Alors pourquoi faut-il apprendre ? Petit tour d’horizon sur la question.

Le primate : une exception au comportement inné de la lactation
Visiblement, chez tous les mammifères, l’allaitement est assez automatique, inné autant pour la mère que le petit qui sait comment stimuler les tétons pour obtenir le lait, sans faire de réels efforts d’apprentissage. De son côté, la mère s’en sort sans problème.

singe

Le cas des primates est un peu atypique. Les bébés sont prêts et capables de téter.  Par contre, il semble que les mamans primates nécessitent une petite période d’adaptation avant de réussir le « nursing » de leur petit. Les preuves (observations) s’accumulent pour affirmer que des primates isolés n’ayant pu observer l’allaitement chez d’autres femelles, n’arrivent pas à allaiter (Smith, 2005) (difficultés de positionnement du petit sur sa poitrine, difficultés qui se sont finalement réglées après un apprentissage).

L’allaitement chez l’humain
L’auteur de [1] nous explique que pendant longtemps, dans les pays occidentaux, l’allaitement a été vu comme une contrainte  d’où le recours aux nourrices ce qui donnait plus de temps libre aux jeunes mamans tout en réduisant la mortalité infantile.
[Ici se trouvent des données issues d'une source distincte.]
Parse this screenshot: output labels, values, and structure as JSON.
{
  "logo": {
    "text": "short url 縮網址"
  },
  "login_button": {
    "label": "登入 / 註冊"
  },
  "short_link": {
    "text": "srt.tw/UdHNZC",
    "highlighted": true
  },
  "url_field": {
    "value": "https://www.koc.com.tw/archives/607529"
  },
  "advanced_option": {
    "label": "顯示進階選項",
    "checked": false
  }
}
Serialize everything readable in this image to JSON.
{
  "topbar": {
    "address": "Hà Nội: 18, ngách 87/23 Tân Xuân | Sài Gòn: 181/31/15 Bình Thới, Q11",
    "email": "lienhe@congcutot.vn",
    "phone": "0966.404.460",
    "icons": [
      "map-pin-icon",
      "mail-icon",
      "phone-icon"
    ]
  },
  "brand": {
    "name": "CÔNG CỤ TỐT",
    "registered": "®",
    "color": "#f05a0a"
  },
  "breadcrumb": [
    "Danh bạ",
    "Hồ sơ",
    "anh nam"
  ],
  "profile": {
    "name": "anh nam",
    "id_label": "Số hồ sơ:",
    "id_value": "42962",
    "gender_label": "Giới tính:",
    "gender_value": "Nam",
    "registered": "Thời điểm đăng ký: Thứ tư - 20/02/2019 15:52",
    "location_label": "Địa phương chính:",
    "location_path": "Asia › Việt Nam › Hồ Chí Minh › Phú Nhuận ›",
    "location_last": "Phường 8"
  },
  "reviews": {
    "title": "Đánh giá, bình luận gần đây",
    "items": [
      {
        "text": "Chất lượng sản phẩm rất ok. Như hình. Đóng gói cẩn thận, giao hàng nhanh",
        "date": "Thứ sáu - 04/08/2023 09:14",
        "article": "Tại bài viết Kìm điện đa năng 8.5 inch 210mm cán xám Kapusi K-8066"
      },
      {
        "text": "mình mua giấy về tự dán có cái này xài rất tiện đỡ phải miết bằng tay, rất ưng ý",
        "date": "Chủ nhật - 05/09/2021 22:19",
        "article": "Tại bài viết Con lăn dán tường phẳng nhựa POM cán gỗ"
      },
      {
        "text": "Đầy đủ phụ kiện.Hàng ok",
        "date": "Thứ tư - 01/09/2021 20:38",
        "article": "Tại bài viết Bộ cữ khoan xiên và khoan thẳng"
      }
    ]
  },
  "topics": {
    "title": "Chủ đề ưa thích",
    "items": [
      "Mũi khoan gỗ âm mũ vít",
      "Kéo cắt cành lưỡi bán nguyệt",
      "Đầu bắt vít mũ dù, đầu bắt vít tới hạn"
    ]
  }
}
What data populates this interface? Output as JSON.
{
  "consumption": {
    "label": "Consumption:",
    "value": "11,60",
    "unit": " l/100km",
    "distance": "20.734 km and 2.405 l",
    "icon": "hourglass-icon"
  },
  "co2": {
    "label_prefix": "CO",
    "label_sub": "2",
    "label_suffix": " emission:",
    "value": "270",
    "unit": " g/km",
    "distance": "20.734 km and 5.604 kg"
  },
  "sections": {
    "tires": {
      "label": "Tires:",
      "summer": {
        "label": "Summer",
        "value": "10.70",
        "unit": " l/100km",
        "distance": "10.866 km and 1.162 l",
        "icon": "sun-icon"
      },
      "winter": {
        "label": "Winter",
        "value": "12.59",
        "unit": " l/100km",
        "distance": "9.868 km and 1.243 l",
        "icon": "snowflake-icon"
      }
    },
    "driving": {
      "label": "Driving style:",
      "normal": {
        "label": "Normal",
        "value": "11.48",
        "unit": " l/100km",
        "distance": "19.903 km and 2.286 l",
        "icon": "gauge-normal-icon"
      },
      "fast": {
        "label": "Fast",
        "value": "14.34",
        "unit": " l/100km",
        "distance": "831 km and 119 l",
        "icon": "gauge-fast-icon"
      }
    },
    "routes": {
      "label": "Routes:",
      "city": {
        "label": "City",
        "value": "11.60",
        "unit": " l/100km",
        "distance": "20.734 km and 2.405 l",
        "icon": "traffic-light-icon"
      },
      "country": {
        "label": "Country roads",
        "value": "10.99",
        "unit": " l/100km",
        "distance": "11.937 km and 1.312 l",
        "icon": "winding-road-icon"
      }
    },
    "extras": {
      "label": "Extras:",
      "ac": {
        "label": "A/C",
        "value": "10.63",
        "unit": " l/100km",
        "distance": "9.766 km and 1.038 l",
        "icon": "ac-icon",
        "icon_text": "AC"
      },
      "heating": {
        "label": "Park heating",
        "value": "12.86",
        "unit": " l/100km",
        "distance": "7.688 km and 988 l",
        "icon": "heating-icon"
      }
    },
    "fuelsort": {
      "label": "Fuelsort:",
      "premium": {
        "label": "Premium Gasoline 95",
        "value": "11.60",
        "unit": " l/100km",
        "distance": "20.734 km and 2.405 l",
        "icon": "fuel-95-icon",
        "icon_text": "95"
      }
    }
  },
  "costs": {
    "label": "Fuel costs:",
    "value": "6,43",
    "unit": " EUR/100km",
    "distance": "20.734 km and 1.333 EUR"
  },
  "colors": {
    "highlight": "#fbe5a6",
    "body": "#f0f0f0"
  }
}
Lorsque le lait artificiel de qualité scientifiquement contrôlée a vu le jour, beaucoup de mamans ont préféré le biberon. Le retour en arrière ne s’opère que depuis la 2e moitié du 20e siècle.
L’héritage d’une telle situation est que de nombreuses mères sont en totale ignorance des pratiques liées à l’allaitement (taux d’allaitement plus bas dans nos pays comparativement aux pays où l’allaitement a toujours été la norme).
Sur la base d’autres études, l’auteur met en avant deux principales barrières à l’allaitement : un défaut de technique et le manque de soutien.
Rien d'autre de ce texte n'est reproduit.